Par requête en date du 21 octobre 2024 reçue le même jour à 9h20, l'autorité administrative a saisi le magistrat délégué du tribunal judiciaire de Lille aux fins de voir ordonner la prolongation de la rétention pour une durée de vingt-six jours.
Par ordonnance du 22 octobre 2024 rendue à 15h31, le magistrat délégué a ordonné la prolongation de la rétention administrative de M. [Y] [L] pour une durée de 26 jours à compter du 23 octobre 2024 à 15h.
Par déclaration du 22 octobre 2024, M. [Y] [L] a interjeté appel de cette ordonnance
en soulevant le moyen suivant, soutenu oralement à l'audience :
- irrégularité de la notification de ses droits lors de son placement en rétention, qui a été réalisée par téléphone sans mention de l'identité de l'interprète et de son numéro de portable.
MOTIFS DE LA DECISION
En application des dispositions de l'article L. 743-12 du Code de l'entrée et du séjour des étrangers et du droit d'asile, en cas de violation des formes prescrites par la loi à peine de nullité ou d'inobservation des formalités substantielles, le juge des libertés et de la détention saisi d'une demande sur ce motif ou qui relève d'office une telle irrégularité ne peut prononcer la mainlevée du placement ou du maintien en rétention que lorsque celle-ci a eu pour effet de porter substantiellement atteinte aux droits de l'étranger dont l'effectivité n'a pu être rétablie par une régularisation intervenue avant la clôture des débats.
Suivant l'article L141-3 du ceseda, l'assistance d'un interprète est obligatoire si l'étranger ne parle pas le français et ne sait pas lire.
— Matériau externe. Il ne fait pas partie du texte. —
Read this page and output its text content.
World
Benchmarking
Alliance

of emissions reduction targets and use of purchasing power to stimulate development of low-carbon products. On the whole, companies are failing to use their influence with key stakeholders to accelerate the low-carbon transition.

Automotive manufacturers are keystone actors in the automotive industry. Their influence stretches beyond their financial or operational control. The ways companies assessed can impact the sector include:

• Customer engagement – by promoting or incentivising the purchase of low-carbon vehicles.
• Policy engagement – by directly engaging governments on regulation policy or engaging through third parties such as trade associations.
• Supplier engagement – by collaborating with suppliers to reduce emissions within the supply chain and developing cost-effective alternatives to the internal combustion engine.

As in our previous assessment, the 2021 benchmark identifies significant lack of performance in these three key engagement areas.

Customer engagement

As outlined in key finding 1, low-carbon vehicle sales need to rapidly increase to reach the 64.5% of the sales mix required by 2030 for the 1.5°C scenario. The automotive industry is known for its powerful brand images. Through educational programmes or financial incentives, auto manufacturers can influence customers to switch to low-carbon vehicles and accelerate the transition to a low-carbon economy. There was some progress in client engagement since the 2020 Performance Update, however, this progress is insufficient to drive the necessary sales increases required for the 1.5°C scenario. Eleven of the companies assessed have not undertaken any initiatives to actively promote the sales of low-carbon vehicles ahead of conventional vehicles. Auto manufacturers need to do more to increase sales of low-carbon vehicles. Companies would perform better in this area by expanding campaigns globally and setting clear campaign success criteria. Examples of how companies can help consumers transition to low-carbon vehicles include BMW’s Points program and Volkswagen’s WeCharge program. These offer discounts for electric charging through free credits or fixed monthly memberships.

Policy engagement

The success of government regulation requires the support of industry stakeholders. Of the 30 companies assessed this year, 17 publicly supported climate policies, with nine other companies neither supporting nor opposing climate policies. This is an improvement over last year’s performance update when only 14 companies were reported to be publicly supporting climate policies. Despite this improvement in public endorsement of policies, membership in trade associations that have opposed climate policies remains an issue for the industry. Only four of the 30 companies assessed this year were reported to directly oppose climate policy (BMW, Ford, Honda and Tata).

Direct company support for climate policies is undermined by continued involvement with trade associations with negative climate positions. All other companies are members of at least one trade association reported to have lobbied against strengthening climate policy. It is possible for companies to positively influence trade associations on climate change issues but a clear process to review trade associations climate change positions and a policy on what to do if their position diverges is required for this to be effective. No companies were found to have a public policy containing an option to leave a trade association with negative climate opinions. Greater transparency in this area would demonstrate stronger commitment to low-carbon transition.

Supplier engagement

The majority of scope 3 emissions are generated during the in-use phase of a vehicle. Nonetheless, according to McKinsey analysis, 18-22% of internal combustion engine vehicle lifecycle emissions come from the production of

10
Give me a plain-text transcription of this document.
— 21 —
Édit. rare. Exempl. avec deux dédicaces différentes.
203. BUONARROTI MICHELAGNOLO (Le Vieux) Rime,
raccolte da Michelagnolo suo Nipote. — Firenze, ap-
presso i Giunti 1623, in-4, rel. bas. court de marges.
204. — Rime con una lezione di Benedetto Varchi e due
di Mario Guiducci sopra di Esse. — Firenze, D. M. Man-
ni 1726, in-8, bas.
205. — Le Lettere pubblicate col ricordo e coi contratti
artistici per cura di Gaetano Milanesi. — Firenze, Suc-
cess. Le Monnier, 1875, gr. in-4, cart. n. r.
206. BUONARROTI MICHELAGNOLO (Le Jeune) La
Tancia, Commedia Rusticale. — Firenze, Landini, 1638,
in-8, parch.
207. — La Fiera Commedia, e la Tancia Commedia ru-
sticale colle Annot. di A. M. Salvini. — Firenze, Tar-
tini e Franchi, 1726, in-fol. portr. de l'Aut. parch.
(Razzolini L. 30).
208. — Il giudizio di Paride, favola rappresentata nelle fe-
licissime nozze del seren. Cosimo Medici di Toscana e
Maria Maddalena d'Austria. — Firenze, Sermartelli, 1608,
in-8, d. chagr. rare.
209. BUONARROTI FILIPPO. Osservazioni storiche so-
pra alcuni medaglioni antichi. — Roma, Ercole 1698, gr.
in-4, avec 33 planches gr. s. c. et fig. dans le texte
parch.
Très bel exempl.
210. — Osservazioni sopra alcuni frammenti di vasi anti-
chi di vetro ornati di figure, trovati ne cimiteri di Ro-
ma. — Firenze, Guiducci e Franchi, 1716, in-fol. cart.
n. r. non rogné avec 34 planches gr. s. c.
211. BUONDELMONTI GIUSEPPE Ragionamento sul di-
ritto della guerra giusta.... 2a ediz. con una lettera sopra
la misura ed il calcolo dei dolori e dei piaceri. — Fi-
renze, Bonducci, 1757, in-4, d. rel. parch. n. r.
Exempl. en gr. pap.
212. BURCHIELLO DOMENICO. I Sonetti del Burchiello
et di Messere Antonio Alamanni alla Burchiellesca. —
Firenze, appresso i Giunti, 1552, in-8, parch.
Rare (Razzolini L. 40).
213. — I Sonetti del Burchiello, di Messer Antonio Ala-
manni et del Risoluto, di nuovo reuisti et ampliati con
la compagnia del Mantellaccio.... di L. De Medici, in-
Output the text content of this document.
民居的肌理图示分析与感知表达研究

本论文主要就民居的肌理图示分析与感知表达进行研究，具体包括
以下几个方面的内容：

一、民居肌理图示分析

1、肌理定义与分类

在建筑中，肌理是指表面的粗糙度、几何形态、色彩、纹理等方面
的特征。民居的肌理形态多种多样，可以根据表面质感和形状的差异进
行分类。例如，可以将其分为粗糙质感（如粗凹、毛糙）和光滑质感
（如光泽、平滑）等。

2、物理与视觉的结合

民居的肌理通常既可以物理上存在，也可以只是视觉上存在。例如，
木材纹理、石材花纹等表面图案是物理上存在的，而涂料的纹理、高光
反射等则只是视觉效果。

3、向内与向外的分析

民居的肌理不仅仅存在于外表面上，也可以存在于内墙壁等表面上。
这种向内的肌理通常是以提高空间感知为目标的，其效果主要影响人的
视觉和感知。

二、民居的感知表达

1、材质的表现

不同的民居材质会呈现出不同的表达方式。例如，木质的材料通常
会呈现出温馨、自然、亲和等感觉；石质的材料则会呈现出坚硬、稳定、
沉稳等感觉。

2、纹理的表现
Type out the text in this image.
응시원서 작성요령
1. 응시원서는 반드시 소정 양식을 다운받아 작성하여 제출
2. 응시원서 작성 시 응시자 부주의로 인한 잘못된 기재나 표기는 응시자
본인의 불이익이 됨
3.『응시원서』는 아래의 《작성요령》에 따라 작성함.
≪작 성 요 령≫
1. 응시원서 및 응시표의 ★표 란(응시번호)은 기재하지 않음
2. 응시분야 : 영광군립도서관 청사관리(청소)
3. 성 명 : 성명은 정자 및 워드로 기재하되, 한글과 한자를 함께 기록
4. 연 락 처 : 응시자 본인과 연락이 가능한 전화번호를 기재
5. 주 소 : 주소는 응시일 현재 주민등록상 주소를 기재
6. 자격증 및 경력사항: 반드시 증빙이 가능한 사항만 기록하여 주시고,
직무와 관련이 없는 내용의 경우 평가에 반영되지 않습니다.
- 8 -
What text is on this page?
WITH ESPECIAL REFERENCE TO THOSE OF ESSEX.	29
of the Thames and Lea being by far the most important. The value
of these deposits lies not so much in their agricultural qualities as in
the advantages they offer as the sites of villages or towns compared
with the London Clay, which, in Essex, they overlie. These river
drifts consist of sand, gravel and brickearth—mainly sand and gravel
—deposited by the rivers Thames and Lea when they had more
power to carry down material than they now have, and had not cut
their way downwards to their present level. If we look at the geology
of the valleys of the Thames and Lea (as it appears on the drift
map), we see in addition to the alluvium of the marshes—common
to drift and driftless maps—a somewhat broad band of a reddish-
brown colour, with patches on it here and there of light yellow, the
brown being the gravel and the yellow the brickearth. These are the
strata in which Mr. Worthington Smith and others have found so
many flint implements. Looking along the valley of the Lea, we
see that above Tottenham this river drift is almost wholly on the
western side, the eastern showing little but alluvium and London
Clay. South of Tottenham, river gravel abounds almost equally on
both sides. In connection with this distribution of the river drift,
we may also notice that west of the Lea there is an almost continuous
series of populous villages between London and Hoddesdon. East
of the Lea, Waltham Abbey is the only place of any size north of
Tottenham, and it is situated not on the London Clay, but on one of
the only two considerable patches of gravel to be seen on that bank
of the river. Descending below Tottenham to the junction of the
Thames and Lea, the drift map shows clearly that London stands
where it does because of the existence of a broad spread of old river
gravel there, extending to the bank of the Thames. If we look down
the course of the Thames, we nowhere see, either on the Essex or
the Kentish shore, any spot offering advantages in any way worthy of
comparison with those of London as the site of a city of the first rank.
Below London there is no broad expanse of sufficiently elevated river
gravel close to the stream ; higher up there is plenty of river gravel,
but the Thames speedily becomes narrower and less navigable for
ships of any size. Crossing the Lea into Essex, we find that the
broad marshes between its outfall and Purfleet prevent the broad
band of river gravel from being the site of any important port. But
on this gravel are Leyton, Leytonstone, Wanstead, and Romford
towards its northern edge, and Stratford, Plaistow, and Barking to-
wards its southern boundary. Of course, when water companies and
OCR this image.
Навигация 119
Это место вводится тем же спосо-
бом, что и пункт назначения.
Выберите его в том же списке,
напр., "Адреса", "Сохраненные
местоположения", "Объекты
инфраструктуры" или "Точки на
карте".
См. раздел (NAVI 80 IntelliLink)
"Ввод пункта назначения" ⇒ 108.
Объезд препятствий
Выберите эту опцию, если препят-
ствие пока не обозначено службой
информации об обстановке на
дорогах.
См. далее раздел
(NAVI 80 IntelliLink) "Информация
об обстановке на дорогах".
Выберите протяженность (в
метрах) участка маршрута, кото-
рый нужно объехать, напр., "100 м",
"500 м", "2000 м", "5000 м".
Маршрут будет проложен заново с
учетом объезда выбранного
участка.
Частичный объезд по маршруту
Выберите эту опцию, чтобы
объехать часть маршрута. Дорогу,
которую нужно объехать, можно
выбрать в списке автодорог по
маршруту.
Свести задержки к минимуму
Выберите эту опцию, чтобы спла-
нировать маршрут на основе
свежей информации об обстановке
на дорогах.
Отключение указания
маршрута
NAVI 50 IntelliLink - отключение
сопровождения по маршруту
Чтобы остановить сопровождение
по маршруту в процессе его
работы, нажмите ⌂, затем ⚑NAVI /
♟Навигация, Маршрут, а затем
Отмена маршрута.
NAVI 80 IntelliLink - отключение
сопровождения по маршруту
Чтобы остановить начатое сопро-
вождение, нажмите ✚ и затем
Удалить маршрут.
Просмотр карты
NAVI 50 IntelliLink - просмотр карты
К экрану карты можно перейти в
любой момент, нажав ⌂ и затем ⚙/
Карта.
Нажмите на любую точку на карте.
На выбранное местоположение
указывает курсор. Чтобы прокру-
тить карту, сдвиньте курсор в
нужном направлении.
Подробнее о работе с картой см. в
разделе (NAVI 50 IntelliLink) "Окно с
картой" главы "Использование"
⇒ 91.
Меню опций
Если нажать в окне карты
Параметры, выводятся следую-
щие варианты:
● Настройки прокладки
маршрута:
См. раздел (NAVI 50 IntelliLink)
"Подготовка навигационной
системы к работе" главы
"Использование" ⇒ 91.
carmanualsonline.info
En cas de nécessité, l'assistance d'un interprète peut se faire par l'intermédiaire des moyens de télécommuncation. Dans une telle hypothèse, il ne peut être fait appel qu'à un interprète inscrit sur une liste établie par le procureur de la république ou à un organisme d'interprétariat et de traduction agréé par l'administration. Le nom et les coordonnées de l'interprète ainsi que le jour et la langue utilisée sont indiqués par écrit à l'étranger.
Il ressort des pièces de la procédure administrative que la notification des droits en rétention de M. [Y] [L] a été effectuée le 19 octobre 2024 de 15h20 à 15h30 par le truchement téléphonique d'un interprète en langue arabe dont le nom n'est pas mentionné.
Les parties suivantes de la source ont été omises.